Adoption is a difficult and delicate business, and can undoubtedly cause serious personal and social problems of its own. As the very first step, strict legal safeguards and monitoring bodies are essential for the safety of the child. The number of crimes associated with adoption are an index of the danger vulnerable children are in. India’s safeguards are still not adequate, although its laws and Supreme Court judgments show both awareness and effort in the right direction. Even the Hindu Adoption and Maintenance Act has a number of flaws. It is oriented towards the parents, rather than the children. This is not surprising, since Indian society and law, whatever awareness they may have acquired about adoption, are miserably short on awareness about children’s rights. If people felt strongly enough about children’s needs, perhaps the issue of adoption would have freed itself of the fetters of personal law by now.

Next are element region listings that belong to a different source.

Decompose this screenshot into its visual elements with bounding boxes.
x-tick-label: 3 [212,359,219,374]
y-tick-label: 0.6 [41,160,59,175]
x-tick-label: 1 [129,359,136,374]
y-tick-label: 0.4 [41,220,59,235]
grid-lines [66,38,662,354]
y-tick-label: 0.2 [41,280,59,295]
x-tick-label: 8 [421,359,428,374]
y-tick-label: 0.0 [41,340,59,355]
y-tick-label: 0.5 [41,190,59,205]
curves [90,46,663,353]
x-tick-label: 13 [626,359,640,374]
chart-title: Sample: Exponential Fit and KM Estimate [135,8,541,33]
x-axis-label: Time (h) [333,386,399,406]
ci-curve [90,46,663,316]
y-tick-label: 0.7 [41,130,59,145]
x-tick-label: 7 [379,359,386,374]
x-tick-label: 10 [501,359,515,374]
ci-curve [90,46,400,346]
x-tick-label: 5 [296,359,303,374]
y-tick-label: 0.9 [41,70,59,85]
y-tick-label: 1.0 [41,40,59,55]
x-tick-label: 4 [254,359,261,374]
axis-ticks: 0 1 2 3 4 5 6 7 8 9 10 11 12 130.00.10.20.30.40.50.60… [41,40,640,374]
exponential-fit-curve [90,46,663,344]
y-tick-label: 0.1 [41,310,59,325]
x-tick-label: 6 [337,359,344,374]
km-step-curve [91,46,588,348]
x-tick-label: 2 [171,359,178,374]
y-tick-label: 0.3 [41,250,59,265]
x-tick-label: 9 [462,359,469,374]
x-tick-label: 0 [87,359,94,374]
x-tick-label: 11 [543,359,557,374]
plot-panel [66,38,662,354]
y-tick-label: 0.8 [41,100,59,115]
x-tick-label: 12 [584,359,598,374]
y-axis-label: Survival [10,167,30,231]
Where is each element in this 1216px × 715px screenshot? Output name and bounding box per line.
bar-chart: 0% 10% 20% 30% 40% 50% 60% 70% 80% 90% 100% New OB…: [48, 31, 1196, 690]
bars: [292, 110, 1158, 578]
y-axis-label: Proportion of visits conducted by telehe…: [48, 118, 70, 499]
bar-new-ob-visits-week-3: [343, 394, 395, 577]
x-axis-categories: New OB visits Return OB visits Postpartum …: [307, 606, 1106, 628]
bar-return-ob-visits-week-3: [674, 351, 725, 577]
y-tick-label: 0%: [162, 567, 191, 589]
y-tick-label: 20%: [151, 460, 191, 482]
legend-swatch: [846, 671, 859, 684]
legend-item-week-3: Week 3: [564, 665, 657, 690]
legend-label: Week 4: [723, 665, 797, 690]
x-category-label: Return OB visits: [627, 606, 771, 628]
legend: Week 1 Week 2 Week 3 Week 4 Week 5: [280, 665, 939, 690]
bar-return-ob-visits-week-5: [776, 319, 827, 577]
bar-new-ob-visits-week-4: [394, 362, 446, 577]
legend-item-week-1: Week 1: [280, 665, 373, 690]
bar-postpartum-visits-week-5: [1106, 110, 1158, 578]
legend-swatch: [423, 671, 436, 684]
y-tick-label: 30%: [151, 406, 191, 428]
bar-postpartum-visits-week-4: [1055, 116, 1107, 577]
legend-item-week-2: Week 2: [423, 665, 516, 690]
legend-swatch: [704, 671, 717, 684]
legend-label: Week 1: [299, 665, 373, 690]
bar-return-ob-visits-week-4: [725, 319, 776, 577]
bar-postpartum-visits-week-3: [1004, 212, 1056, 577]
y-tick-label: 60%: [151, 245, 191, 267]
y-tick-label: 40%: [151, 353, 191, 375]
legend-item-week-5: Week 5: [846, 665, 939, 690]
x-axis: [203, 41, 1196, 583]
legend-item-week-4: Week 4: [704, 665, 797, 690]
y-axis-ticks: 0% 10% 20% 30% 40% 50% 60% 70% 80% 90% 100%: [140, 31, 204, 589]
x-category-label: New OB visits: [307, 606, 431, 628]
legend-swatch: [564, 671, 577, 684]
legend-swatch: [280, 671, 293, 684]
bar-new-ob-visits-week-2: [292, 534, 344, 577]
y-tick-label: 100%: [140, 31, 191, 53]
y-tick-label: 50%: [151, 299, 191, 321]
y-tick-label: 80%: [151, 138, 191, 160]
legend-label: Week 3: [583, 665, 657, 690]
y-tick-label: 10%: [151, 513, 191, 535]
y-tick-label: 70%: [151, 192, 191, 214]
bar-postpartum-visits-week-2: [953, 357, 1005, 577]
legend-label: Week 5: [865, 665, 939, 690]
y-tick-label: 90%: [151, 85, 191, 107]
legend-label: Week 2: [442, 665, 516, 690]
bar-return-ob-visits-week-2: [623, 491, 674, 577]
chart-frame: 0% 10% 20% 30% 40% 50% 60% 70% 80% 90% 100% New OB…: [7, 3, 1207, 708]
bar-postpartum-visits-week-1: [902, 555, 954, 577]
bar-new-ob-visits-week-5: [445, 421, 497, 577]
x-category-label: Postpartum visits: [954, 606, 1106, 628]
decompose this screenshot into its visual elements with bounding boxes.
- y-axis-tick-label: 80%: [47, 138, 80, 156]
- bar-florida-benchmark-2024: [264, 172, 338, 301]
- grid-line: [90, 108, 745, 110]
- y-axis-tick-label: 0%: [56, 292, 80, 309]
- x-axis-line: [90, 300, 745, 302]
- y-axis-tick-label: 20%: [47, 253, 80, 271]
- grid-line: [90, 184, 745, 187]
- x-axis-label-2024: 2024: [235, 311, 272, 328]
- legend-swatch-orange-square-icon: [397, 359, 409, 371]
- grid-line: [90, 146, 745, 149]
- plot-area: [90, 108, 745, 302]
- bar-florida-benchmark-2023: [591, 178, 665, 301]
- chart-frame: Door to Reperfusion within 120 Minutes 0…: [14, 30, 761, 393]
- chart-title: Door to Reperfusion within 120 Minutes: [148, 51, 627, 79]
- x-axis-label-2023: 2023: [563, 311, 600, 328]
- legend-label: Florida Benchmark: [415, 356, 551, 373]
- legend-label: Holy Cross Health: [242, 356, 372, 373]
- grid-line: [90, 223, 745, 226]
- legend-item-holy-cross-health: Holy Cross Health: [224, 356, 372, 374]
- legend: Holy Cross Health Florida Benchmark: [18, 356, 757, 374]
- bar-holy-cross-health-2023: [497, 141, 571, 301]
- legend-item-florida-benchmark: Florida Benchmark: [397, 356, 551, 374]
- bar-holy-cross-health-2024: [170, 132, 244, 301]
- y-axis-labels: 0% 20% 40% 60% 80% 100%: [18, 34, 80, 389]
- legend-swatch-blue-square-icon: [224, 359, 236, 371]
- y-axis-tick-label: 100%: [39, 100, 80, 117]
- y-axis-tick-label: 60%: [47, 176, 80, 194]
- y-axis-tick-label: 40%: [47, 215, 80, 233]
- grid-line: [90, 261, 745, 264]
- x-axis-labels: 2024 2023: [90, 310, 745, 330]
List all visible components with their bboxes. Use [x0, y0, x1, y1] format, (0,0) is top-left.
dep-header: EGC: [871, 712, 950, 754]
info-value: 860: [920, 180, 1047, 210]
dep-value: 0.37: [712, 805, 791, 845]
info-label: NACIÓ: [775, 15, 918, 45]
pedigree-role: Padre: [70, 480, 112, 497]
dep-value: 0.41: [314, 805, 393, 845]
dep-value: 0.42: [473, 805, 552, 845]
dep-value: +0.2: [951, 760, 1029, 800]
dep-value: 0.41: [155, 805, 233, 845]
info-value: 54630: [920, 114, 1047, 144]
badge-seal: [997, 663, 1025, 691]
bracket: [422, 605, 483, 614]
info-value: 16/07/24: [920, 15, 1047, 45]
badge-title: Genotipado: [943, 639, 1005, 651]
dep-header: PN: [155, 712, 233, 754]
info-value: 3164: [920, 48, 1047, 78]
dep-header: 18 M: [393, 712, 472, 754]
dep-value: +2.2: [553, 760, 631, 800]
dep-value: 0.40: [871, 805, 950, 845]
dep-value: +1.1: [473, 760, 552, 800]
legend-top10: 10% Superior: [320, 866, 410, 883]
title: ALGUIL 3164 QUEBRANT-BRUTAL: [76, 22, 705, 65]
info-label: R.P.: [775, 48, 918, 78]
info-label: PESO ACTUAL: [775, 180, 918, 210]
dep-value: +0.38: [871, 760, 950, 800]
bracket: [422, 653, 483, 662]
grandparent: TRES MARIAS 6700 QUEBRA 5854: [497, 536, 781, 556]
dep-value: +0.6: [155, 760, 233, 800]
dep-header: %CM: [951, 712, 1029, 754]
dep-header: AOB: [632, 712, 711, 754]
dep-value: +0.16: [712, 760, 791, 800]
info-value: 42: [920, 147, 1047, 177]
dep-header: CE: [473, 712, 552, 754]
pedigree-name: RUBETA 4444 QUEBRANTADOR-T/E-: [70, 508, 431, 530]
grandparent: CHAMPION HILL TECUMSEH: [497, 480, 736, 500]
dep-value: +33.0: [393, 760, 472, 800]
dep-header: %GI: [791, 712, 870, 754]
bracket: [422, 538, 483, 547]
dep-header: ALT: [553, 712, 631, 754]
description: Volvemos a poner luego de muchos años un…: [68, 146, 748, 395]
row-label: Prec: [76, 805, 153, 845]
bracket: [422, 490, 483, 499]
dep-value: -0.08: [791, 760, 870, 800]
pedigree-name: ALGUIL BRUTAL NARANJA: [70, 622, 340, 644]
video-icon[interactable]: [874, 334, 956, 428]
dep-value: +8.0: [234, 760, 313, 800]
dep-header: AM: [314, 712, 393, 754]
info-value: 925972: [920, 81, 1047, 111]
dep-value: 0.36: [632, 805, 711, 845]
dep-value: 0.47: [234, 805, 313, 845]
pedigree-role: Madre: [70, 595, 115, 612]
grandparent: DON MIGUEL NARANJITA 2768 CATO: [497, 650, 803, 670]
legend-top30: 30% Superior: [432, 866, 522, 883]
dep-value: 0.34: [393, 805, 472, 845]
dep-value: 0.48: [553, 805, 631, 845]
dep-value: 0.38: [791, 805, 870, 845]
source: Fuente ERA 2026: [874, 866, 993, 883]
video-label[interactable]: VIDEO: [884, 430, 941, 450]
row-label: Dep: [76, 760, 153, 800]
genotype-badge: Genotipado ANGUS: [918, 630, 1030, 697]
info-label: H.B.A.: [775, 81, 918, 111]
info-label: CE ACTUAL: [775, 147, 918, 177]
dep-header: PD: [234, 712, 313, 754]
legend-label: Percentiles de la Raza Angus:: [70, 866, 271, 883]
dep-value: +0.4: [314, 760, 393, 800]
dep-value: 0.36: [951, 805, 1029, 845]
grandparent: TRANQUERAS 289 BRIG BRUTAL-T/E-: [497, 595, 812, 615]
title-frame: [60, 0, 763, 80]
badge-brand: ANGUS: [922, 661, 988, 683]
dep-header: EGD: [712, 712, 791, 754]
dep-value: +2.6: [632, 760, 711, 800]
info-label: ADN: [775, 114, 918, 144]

The issue of personal laws itself has perhaps grown more sensitive over the years. The politics surrounding it succeeded in blocking two efforts of earlier governments to formulate a general law on adoption, once in 1972 and again in 1980. There have been others. What is required is a strong consensus from all communities that will eliminate the religion-specific nature of adoption laws. Children in need should not be made to pay for the confining blindnesses of personal laws.